Guinness PRO12: Three reasons why Munster can win the title
Paul O'Connell, plenty of breakdown menaces, and never say attitude key to Anthony Foley men claiming a fourth championship
Paul O’Connell. The talisman lock in the semi-final against Ospreys was immense, leading by example and literally inspiring his team-mates to a massive result; a victory that will give them the opportunity to play the first final in four years time, and with a great chance to lift the trophy too. He may be set to leave Munster after a life-serving career at the end of this season, but O’Connell could follow in the footsteps of Brian O’Driscoll, another Irish giant of the recent era, to bow out with an RBS 6 Nations triumph before winning the PRO12 final. He was magnificent during that championship and one of the protagonists of the historic Irish back-to-back win. Tomorrow, before likely becoming one of the new “Galacticos” of European champions Toulon, he’ll be called to the last battle with the Red Army. He might not be the captain on paper, as he is for Ireland, but his contribution to the team and the huge amount of respect he gained during these years make him not only the leader but one of the few living legends of the modern era. He’s been there, through the bad and the good times, and tomorrow PRO12 supporters in Belfast will witness him pulling on the red shirt for the last time, before inevitably deploying some trademark “ball up the jumper and follow me, lads” action.

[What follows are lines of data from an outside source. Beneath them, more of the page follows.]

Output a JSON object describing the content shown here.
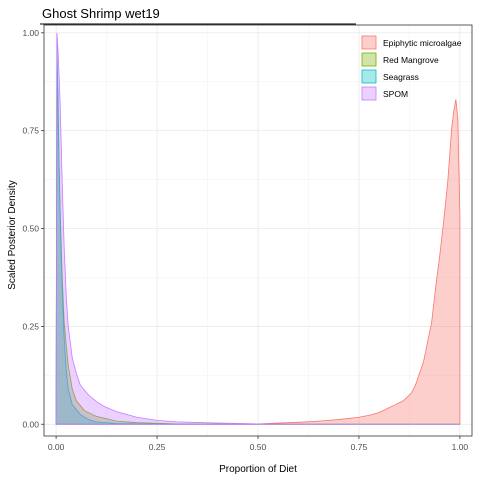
{
  "chart_data": {
    "type": "area",
    "title": "Ghost Shrimp wet19",
    "xlabel": "Proportion of Diet",
    "ylabel": "Scaled Posterior Density",
    "xlim": [
      -0.03,
      1.03
    ],
    "ylim": [
      -0.03,
      1.02
    ],
    "x_ticks": [
      0.0,
      0.25,
      0.5,
      0.75,
      1.0
    ],
    "x_tick_labels": [
      "0.00",
      "0.25",
      "0.50",
      "0.75",
      "1.00"
    ],
    "y_ticks": [
      0.0,
      0.25,
      0.5,
      0.75,
      1.0
    ],
    "y_tick_labels": [
      "0.00",
      "0.25",
      "0.50",
      "0.75",
      "1.00"
    ],
    "grid": true,
    "legend_position": "top-right",
    "series": [
      {
        "name": "Epiphytic microalgae",
        "fill": "#F8766D",
        "points": [
          [
            0.0,
            0.0
          ],
          [
            0.4,
            0.0
          ],
          [
            0.5,
            0.001
          ],
          [
            0.55,
            0.003
          ],
          [
            0.6,
            0.005
          ],
          [
            0.65,
            0.008
          ],
          [
            0.7,
            0.012
          ],
          [
            0.75,
            0.018
          ],
          [
            0.78,
            0.024
          ],
          [
            0.8,
            0.03
          ],
          [
            0.82,
            0.04
          ],
          [
            0.84,
            0.05
          ],
          [
            0.86,
            0.06
          ],
          [
            0.88,
            0.08
          ],
          [
            0.89,
            0.1
          ],
          [
            0.9,
            0.13
          ],
          [
            0.91,
            0.16
          ],
          [
            0.92,
            0.21
          ],
          [
            0.93,
            0.26
          ],
          [
            0.94,
            0.35
          ],
          [
            0.95,
            0.43
          ],
          [
            0.96,
            0.52
          ],
          [
            0.97,
            0.62
          ],
          [
            0.98,
            0.76
          ],
          [
            0.985,
            0.8
          ],
          [
            0.99,
            0.83
          ],
          [
            0.995,
            0.78
          ],
          [
            0.998,
            0.63
          ],
          [
            1.0,
            0.53
          ],
          [
            1.0,
            0.0
          ]
        ]
      },
      {
        "name": "Red Mangrove",
        "fill": "#7CAE00",
        "points": [
          [
            0.0,
            0.0
          ],
          [
            0.002,
            0.92
          ],
          [
            0.005,
            0.78
          ],
          [
            0.01,
            0.55
          ],
          [
            0.015,
            0.38
          ],
          [
            0.02,
            0.26
          ],
          [
            0.03,
            0.15
          ],
          [
            0.04,
            0.09
          ],
          [
            0.05,
            0.06
          ],
          [
            0.07,
            0.035
          ],
          [
            0.1,
            0.02
          ],
          [
            0.15,
            0.008
          ],
          [
            0.2,
            0.004
          ],
          [
            0.3,
            0.001
          ],
          [
            0.5,
            0.0
          ],
          [
            1.0,
            0.0
          ]
        ]
      },
      {
        "name": "Seagrass",
        "fill": "#00BFC4",
        "points": [
          [
            0.0,
            0.0
          ],
          [
            0.002,
            0.97
          ],
          [
            0.005,
            0.83
          ],
          [
            0.008,
            0.62
          ],
          [
            0.012,
            0.45
          ],
          [
            0.016,
            0.32
          ],
          [
            0.02,
            0.22
          ],
          [
            0.025,
            0.14
          ],
          [
            0.03,
            0.09
          ],
          [
            0.04,
            0.05
          ],
          [
            0.06,
            0.025
          ],
          [
            0.08,
            0.012
          ],
          [
            0.1,
            0.006
          ],
          [
            0.15,
            0.002
          ],
          [
            0.3,
            0.0
          ],
          [
            1.0,
            0.0
          ]
        ]
      },
      {
        "name": "SPOM",
        "fill": "#C77CFF",
        "points": [
          [
            0.0,
            0.0
          ],
          [
            0.002,
            1.0
          ],
          [
            0.005,
            0.95
          ],
          [
            0.01,
            0.82
          ],
          [
            0.015,
            0.62
          ],
          [
            0.02,
            0.45
          ],
          [
            0.025,
            0.33
          ],
          [
            0.03,
            0.25
          ],
          [
            0.04,
            0.17
          ],
          [
            0.05,
            0.13
          ],
          [
            0.06,
            0.1
          ],
          [
            0.08,
            0.075
          ],
          [
            0.1,
            0.058
          ],
          [
            0.12,
            0.045
          ],
          [
            0.15,
            0.032
          ],
          [
            0.2,
            0.018
          ],
          [
            0.25,
            0.01
          ],
          [
            0.3,
            0.006
          ],
          [
            0.4,
            0.003
          ],
          [
            0.5,
            0.001
          ],
          [
            0.7,
            0.0
          ],
          [
            1.0,
            0.0
          ]
        ]
      }
    ]
  }
}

Glasgow Warriors showed against Ulster last Friday that, when put under pressure at the breakdown, they can start panic and give penalties away. On the contrary, if the Weegies can express themselves exploiting the spaces left out wide they are a formidable team and one of the worst opponents you would like to meet in a final. Ulster chose to put a lot of players at the breakdown and put the Warriors under massive pressure, but they struggled far too much the two times the Warriors managed to build through the phases. If Munster want to put the opponents into troubles, they need to start the game at a high pace and play at every breakdown, in every ruck like their lives depended on it. Turnovers will be key. Against the Ospreys last Saturday they showed, contrary to what Ulster did, they don’t need to commit too many players to the ruck to be effective and winning turnover ball. Munster were great in the execution of their set-pieces too – another aspect that can put them on the front foot and, talking of foot, the Red Army really need a more inspired Ian Keatley tomorrow to try and take every single opportunity the forwards create to get the scoreboard ticking over.
Stand up and fight
Conor Murray played just 16 minutes last Saturday before leaving the pitch injured, but Duncan Williams was able to keep the Munster game flowing at the same pace and rhythm. Ulster scrum-half Ruan Pienaar created a lot of problems for the Warriors in the first of half at the Scotstoun with his fast recycles from the scrum and his great ability to choose, at the right time, to give the ball to a forward or, deeper, to one of his backs. Murray, if available, can really make the difference with his vision and his capacity to read the game. To beat the Warriors, you must be ferocious in defence and ruthless in attack, possibly being able to convert defence into attack in a blink of an eye. Players like Simon Zebo, who also picked up an injury last week, has this potential, players like PRO12 Dream Team member CJ Stander knows how to break a defence, how to carry a ball for meters and create mismatches. On the other side, Munster must keep their discipline under control and reduce the risk of giving away easy penalties. So, pressure with measure at the breakdown, pressure in the line-outs – they might even opt for non-contesting them and focus only on stopping the potentially disruptive rolling maul. Paul O’Connell here will have a key role. His team-mates have already made clear several times that they will follow him, but if they are to have a chance to beat the Warriors, they really have to “stand up and fight until you hear the bell”.